I love watching a herd of horses grazing in an open pasture, or running free across the wide, sage-covered plateaus in Montana. I love hiking in the high country when the wildflowers are blooming—the purple lupine and the Indian paintbrush when it’s turning magenta. I love thunder clouds, massive ones. My family loves to sit outside on summer nights and watch the lightning, hear the thunder as a storm rolls in across Colorado. I love water, too—the ocean, streams, lakes, rivers, waterfalls, rain. I love jumping off high rocks into lakes with my boys. I love old barns, windmills, the West. I love vineyards. I love it when Stasi is loving something, love watching her delight. I love my boys. I love God.

Everything you love is what makes a life worth living. Take a moment, set down the book, and make a list of all the things you love. Don’t edit yourself; don’t worry about prioritizing or anything of that sort. Simply think of all the things you love. Whether it’s the people in your life or the things that bring you joy or the places that are dear to you or your God, you could not love them if you did not have a heart. Loving requires a heart alive and awake and free. A life filled with loving is a life most like the one that God lives, which is life as it was meant to be (Ephesians 5:1–2).

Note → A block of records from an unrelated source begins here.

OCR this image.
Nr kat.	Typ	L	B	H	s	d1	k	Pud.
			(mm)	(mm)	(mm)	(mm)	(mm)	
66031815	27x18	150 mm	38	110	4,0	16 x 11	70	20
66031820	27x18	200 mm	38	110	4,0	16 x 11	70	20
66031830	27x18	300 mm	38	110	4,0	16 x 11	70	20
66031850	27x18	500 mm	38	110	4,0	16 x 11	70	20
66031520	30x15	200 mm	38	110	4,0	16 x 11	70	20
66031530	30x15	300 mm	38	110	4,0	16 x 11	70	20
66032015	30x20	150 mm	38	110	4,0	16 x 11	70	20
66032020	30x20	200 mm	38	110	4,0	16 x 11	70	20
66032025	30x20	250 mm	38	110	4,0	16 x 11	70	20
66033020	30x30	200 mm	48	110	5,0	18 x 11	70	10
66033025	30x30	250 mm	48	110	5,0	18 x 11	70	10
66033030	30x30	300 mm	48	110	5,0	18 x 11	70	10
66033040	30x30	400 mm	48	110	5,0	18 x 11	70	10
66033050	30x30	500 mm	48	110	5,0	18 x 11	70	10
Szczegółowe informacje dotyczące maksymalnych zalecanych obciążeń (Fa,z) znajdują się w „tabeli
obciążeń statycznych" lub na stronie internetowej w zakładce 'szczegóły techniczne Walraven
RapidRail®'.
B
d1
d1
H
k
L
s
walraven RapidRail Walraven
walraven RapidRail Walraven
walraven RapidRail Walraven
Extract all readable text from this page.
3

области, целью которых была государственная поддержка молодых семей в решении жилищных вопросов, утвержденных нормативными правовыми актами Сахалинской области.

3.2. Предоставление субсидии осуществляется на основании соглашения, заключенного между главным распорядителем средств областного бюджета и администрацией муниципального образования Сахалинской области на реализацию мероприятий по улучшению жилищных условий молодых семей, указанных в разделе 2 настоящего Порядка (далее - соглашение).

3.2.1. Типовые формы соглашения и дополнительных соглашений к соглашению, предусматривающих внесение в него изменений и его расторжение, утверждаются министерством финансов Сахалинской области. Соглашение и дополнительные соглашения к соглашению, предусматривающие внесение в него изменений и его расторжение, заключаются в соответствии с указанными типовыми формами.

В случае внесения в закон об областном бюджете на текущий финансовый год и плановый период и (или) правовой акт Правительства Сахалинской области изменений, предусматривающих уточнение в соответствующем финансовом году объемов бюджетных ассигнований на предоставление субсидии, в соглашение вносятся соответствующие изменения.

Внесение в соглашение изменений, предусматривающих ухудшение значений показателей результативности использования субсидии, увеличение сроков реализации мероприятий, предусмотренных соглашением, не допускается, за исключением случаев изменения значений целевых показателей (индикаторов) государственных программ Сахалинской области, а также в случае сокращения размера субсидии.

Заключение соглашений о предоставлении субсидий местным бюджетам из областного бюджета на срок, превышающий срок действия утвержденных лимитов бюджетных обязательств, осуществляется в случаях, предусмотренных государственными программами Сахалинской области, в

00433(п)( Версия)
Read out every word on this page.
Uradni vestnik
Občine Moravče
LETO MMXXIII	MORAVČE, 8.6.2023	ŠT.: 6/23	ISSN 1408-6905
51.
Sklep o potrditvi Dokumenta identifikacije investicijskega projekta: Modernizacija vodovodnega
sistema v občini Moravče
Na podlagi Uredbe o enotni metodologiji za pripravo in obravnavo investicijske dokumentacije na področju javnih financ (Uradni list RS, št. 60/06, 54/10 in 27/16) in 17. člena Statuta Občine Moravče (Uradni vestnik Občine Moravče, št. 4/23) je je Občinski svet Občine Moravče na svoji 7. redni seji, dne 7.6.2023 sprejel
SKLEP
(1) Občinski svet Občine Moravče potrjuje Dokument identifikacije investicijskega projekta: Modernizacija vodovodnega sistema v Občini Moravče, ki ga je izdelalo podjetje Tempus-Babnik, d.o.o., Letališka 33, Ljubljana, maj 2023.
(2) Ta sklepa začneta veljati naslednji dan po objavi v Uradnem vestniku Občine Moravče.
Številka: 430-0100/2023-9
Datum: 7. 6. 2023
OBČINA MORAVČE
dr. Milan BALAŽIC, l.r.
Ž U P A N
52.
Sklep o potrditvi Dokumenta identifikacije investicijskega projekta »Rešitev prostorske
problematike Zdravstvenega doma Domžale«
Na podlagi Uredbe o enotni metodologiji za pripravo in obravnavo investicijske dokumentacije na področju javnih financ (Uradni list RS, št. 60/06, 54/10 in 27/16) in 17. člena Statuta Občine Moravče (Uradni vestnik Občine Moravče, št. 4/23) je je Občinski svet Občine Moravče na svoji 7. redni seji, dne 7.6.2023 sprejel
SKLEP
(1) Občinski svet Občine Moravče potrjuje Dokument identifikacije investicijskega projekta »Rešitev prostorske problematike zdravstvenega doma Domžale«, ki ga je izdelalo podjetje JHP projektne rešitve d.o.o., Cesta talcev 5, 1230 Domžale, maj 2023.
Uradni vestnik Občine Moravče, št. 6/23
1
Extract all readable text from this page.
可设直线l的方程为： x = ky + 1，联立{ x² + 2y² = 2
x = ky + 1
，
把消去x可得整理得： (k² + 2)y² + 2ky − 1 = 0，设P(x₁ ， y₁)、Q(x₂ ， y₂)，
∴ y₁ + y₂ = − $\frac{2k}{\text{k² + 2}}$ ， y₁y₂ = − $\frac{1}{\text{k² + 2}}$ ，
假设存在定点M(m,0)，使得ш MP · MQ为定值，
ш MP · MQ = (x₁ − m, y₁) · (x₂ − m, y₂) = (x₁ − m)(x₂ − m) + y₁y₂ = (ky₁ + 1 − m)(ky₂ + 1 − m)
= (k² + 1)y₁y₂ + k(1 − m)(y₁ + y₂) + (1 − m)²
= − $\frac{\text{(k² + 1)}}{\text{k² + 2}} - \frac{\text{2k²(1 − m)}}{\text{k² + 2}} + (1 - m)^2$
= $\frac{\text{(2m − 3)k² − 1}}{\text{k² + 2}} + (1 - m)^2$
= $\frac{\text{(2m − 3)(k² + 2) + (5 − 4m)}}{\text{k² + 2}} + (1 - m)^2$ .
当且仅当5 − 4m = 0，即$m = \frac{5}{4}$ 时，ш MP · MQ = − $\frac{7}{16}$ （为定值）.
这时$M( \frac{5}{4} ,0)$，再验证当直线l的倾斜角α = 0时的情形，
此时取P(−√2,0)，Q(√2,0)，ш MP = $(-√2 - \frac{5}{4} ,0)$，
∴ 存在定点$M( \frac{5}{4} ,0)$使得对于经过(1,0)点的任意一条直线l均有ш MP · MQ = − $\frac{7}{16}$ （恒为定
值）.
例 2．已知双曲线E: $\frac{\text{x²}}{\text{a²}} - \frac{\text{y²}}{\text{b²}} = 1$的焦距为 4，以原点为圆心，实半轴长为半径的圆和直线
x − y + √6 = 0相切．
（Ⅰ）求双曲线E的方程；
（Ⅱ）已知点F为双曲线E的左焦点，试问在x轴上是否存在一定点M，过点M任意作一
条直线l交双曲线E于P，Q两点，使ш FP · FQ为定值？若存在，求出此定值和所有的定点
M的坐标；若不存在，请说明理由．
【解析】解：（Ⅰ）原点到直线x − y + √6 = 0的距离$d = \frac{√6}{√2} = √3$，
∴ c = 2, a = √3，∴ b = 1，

Of all the things that are required of us in this life, which is the most important? What is the real point of our existence? Jesus was confronted with the question point-blank one day, and he boiled it all down to two things: loving God and loving others. Do this, he said, and you will find the purpose of your life. Everything else will fall into place. Somewhere down inside we know it’s true; we know love is the point. We know if we could truly love, and be loved, and never lose love, we would finally be happy. And is it even possible to love without your heart?